Sim, um doido. E nunca foi feliz. Veio um dia a catástrofe e incendiou-lhe a casa: mais tarde enganaram-no, mentiram-lhe. E não faltou a doença a escalavrá-lo brocando-lhe a cara e a tísica a romper-lhe o peito com tosse, nem a miséria a deprimi-lo. É por isso que ele, ao sacar das casas o caixão dos mortos como quem o arranca do peito dos que ficam, decerto ri por dentro, há-de rir consolado.
Apedrejam-no os garotos ao vê-lo passar para os enterros, fogem dele os vizinhos e só uma mulher, tão maltratada pelo destino como ele, fala ao gato-pingado.
Foi sempre assim: raquítica, triste e feia. A vida para ela tem sido sustentar primeiro a mulher que a tirou do asilo, depois o homem com quem casou, e que logo a deixou sozinha. Só com o gato-pingado conversa às vezes. Diz sempre as mesmas coisas e com que mesquinhas palavras! Mal sabe exprimir-se. Falam os dois como podem comunicar entre si as pedras, os seres que o acaso rola juntos no mesmo vagalhão da vida. Nem se queixam – e de que se hão-de queixar? Deus os sustenta na sua mão de pai.

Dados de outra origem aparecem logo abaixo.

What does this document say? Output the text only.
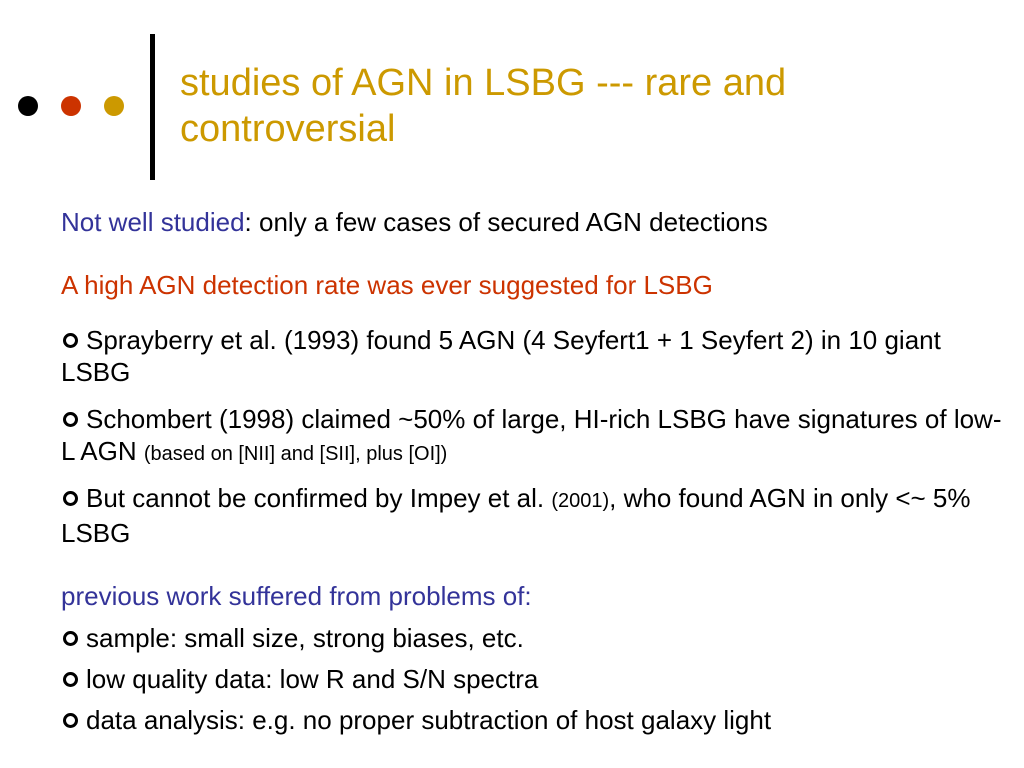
studies of AGN in LSBG --- rare and controversial

Not well studied: only a few cases of secured AGN detections

A high AGN detection rate was ever suggested for LSBG

Sprayberry et al. (1993) found 5 AGN (4 Seyfert1 + 1 Seyfert 2) in 10 giant LSBG

Schombert (1998) claimed ~50% of large, HI-rich LSBG have signatures of low-L AGN (based on [NII] and [SII], plus [OI])

But cannot be confirmed by Impey et al. (2001), who found AGN in only <~ 5% LSBG

previous work suffered from problems of:

sample: small size, strong biases, etc.

low quality data: low R and S/N spectra

data analysis: e.g. no proper subtraction of host galaxy light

– A gente é pobre – diz, ele.
– A gente é pobre – diz ela. – E às vezes passa fome.
– Passa.
– Quando a minha mãezinha era viva, eu rapava fome. Era preciso dar-lhe o sustento e eu mal o ganhava para mim. Ate que acabou de penar os seus trabalhos.
Tudo se acaba um dia.
– Pior do que isso é não ter ninguém. É pior do que a fome.
– É o pior de tudo.
– Que se há-de fazer?
– Sabe vossemecê? olhe que eu às vezes ponho-me a cismar porque é que a gente sofre...
E o vento ulula. No coração do inverno o enxurro leva as lágrimas que ensoparam a terra e a lufada arrasta os gemidos para um destino ignorado. Rola as lágrimas dos pobres, nalguma nuvem perdida, e gemidos, ais, palavras leva-as o vento consigo.